The charge of 'moharebeh' or waging war against God is a particularly heavy one in the regime's Law of Islamic Punishment, but the possible penalties, though they may include state-sanctioned violence described in excruciating detail, are at the discretion of the judge and do not necessarily involve death. Article 190 defines four possible verdicts for a mohareb, though strangely the first two options are execution or hanging. This is because the regime reserves the right, enshrined in article 195, to bring about death by crucifixion. The Law of Islamic Punishment warns that the manner in which the guilty party is bound to a cross must not result in immediate death and that if the person is still alive after three days, he or she must not be put to death. The other possible penalties are amputation of the right hand and left foot, or exile (ostracism) for no less than a year. Some Islamic jurists consider the last option to also include loss of civil rights and a ban on certain activities, for example journalism.

As article 191 explains, the judge may choose any of these four verdicts, even if the mohareb has committed murder. That judge Salavati sentenced Valian to death for having thrown rocks on the religious holiday of Ashura is indicative of the intransigent position the regime has chosen to take in order to subdue the population.

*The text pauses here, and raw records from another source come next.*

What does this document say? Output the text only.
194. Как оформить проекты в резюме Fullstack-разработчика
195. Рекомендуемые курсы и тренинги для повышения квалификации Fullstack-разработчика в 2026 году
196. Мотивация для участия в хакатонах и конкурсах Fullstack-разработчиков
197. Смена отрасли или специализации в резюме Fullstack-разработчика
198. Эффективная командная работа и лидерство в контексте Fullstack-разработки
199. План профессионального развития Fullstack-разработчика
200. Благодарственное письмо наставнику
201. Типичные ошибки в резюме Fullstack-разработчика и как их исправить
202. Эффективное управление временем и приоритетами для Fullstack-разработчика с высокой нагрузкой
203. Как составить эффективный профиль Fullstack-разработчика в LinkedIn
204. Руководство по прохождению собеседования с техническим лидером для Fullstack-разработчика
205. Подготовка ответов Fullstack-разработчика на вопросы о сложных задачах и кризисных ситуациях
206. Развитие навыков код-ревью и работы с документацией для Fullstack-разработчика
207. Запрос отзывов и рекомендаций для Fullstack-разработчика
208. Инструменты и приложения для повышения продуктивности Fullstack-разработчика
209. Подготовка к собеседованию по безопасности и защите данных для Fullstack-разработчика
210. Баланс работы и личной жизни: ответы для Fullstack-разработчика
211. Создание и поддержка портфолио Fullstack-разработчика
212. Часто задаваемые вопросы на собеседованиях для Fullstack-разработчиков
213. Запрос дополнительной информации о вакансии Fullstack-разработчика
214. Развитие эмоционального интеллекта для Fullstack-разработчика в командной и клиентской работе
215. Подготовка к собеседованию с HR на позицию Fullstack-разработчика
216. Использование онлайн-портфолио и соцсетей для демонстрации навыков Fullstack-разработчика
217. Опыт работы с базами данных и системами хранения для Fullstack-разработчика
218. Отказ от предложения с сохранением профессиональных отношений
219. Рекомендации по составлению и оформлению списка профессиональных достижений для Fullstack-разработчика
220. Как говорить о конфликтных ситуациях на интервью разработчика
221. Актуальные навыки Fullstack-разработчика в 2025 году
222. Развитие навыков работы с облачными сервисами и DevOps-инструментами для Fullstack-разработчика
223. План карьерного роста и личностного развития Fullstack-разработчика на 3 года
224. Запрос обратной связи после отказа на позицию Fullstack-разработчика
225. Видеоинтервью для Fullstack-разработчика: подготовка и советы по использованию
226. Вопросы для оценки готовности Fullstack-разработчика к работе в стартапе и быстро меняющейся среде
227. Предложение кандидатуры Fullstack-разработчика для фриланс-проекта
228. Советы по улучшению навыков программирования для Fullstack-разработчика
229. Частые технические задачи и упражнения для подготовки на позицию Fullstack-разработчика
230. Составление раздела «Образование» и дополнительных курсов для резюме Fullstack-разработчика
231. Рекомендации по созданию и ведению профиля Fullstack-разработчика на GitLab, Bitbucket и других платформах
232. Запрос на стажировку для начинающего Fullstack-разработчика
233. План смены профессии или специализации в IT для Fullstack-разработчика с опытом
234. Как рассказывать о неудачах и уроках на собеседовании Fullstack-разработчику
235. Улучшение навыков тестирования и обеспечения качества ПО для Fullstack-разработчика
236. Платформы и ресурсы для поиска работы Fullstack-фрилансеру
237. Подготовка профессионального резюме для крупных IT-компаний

Abdolfattah Soltani, prominent human rights lawyer and member of the Defenders of Human Rights Center co-founded by Nobel laureate Shirin Ebadi, told the International Campaign for Human Rights in Iran that the absolute condition for moharebeh is armed activity. 'This has been clearly stated in all texts of Fiqh (religious jurisprudence). In articles 186 and 189 of the Islamic Penal Code, several conditions have been elaborated upon and in particular these articles clearly state, that if a group has been formed that engages in armed struggle, and if a person who is a member of such a group or associates with it promotes its goals through armed activity, then that is considered Moharebeh. Therefore, the condition of armed activity is essential in charging someone under Moharebeh and the person must have carried out effective actions. If these conditions are not present then the charge of Moharebeh cannot be applied,' he said.

Soltani was arrested on June 16, 2009, four days after the disputed presidential election, and was held in prison for 72 days for 'being skeptical about the results of the election,' as he was told by Judge Majid Matin Rasekh (also an alias?).

The human rights organization asked Soltani if throwing rocks can be considered moharebeh. 'Absolutely not,' he responded. 'If a person is arrested because of association with an armed group then moharebeh may apply. But if an ordinary person, for whatever reason, such as anger or losing his temper, throws a stone, aimed at the destruction of some property or hurting someone, then there are other legal charges applicable and such actions do not rise to the charge of moharebeh.'

It is sometimes said that patriotism is the last refuge of a scoundrel. But in the Islamic Republic, it seems that lies and death and the Islamic Law of Punishment have become the last refuge of a scoundrel. A supreme scoundrel.